The Maserati team was still not ready with its new cars and its lead driver Juan Manuel Fangio was out of action after suffering serious back injuries in the non-championship Monza GP. This left Ferrari was once against up against Gordini, HWM and a colorful mixture of others in Cooper-Bristols, an ERA (with Stirling Moss driving), an Aston-Butterworth, a Frazer Nash and a Veritas-Meteor.
Practice ended with Piero Taruffi fastest in his Ferrari followed by his teammates Giuseppe Farina and Alberto Ascari. Jean Behra and Robert Manzon shared the second row in their Gordinis while Paul Frère (HWM), Ken Wharton (Frazer Nash) and Mike Hawthorn (Cooper-Bristol) lined up on the third row.

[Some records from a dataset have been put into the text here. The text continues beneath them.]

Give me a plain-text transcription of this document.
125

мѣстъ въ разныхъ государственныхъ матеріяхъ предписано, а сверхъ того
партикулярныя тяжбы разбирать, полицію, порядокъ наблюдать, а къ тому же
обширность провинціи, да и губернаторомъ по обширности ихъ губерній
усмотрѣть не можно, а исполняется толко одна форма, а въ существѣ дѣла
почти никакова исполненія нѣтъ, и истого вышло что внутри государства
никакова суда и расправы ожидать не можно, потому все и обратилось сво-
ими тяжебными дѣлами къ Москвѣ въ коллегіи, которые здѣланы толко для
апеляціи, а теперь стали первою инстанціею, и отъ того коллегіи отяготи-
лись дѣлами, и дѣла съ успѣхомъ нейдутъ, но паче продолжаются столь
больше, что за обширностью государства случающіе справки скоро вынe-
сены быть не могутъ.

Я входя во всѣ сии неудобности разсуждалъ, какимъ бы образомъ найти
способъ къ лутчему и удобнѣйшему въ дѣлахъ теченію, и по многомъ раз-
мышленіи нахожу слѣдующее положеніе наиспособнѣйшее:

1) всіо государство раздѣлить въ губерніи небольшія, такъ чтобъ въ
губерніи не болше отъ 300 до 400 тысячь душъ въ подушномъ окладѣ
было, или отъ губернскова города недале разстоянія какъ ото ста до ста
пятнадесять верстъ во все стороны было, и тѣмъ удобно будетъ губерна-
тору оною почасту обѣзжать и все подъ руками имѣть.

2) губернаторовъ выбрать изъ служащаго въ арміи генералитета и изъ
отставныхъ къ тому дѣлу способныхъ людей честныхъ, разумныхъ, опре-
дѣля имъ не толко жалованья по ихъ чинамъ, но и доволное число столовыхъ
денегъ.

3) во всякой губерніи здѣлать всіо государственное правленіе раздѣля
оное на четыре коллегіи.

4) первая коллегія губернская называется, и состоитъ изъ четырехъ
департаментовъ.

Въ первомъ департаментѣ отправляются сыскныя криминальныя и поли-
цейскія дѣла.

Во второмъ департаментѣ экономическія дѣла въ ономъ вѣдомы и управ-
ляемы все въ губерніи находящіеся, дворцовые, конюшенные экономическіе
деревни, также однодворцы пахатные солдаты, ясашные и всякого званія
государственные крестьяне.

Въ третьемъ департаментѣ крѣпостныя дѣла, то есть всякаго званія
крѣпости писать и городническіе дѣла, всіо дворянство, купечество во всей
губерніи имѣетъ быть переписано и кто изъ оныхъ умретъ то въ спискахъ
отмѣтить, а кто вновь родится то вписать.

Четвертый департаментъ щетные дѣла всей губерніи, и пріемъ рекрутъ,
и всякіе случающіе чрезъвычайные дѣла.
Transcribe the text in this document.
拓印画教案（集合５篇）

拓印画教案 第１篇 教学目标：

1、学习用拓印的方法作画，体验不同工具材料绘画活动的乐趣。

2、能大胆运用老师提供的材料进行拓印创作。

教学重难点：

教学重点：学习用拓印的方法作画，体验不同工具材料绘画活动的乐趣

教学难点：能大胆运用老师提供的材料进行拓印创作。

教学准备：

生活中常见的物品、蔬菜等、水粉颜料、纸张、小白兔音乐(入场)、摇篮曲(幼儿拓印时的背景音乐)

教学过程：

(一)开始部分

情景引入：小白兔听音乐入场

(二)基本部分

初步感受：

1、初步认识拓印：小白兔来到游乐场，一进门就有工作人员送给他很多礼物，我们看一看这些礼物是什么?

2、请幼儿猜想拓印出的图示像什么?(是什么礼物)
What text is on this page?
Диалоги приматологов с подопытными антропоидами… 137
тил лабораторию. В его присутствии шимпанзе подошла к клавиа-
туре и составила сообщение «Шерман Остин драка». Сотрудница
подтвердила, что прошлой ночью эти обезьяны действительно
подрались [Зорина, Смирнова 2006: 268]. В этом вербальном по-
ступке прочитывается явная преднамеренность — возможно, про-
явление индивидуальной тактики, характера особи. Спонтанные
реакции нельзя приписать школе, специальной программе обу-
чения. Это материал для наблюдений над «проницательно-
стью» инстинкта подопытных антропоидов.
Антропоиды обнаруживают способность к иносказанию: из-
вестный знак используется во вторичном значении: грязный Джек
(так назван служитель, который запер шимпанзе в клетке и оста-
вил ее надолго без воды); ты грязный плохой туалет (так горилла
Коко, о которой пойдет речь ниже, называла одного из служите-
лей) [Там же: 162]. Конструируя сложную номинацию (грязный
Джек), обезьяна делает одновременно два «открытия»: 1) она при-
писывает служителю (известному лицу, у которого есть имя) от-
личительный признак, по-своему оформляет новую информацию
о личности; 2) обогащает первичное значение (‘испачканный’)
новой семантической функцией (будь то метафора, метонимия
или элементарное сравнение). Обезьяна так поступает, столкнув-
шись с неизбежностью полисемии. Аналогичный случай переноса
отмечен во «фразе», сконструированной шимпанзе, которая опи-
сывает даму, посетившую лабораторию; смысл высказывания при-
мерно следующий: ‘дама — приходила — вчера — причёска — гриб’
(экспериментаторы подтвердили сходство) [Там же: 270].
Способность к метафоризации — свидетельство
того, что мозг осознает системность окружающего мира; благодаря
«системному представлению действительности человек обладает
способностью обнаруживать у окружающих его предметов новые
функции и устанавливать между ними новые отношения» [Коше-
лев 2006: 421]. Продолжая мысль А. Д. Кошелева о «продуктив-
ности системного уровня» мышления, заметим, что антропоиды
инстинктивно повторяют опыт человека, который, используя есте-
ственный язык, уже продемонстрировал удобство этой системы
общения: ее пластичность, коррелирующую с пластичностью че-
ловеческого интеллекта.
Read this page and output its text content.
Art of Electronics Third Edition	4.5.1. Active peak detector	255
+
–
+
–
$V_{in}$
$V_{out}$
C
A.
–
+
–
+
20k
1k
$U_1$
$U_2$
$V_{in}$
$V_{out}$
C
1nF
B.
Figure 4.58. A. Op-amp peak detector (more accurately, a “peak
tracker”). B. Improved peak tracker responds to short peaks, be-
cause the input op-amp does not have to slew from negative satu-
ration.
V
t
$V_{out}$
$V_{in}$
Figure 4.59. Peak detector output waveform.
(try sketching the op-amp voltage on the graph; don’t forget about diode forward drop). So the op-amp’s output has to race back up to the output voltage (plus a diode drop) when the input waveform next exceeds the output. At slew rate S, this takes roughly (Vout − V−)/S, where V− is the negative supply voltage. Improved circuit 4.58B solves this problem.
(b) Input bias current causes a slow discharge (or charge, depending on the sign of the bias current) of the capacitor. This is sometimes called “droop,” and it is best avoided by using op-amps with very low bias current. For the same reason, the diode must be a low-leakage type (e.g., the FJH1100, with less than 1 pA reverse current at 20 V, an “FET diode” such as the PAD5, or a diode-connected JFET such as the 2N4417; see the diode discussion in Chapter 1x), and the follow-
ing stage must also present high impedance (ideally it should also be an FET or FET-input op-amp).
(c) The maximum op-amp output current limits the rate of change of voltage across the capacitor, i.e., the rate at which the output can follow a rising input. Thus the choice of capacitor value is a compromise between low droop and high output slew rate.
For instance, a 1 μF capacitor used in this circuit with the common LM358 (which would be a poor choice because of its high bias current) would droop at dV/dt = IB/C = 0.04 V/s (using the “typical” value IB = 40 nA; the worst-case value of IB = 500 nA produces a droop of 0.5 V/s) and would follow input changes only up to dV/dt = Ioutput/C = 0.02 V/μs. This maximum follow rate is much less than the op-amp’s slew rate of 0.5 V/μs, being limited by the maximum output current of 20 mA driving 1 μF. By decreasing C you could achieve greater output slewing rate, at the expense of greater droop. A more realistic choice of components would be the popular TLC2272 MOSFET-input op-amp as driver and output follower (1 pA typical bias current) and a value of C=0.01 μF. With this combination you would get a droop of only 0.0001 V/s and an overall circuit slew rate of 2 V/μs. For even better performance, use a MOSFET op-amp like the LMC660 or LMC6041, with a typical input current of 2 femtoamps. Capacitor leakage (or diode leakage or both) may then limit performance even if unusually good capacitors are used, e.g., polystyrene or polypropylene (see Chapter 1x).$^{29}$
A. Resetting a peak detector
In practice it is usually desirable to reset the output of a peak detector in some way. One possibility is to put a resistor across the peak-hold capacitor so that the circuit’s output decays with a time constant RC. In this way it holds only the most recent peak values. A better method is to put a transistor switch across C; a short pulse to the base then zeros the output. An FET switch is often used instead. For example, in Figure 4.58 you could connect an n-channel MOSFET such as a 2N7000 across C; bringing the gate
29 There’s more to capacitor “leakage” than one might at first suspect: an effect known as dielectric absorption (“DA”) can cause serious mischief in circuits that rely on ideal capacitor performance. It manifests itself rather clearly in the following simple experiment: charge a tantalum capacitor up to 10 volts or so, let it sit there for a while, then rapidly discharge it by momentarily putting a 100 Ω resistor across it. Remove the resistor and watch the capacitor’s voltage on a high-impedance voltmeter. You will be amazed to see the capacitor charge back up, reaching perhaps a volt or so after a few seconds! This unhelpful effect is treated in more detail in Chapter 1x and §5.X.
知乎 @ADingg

It was raining when the race began and Taruffi made a bad start to drop down the field while Behra used all his skill to get ahead of Ascari and Farina on the first lap. Moss also drove a tremendous half a lap before his ERA broke down. Ascari and Farina soon overtook Behra while Taruffi battled through the field and eventually took third from Behra on lap 13. Taruffi then spun at Malmedy and Behra hit him. On the same lap Manzon overtook Hawthorn to run third. Hawthorn's car later started leaking fuel but managed to hold on to fourth place. Fifth went to Frère and sixth to Alan Brown's Cooper-Bristol.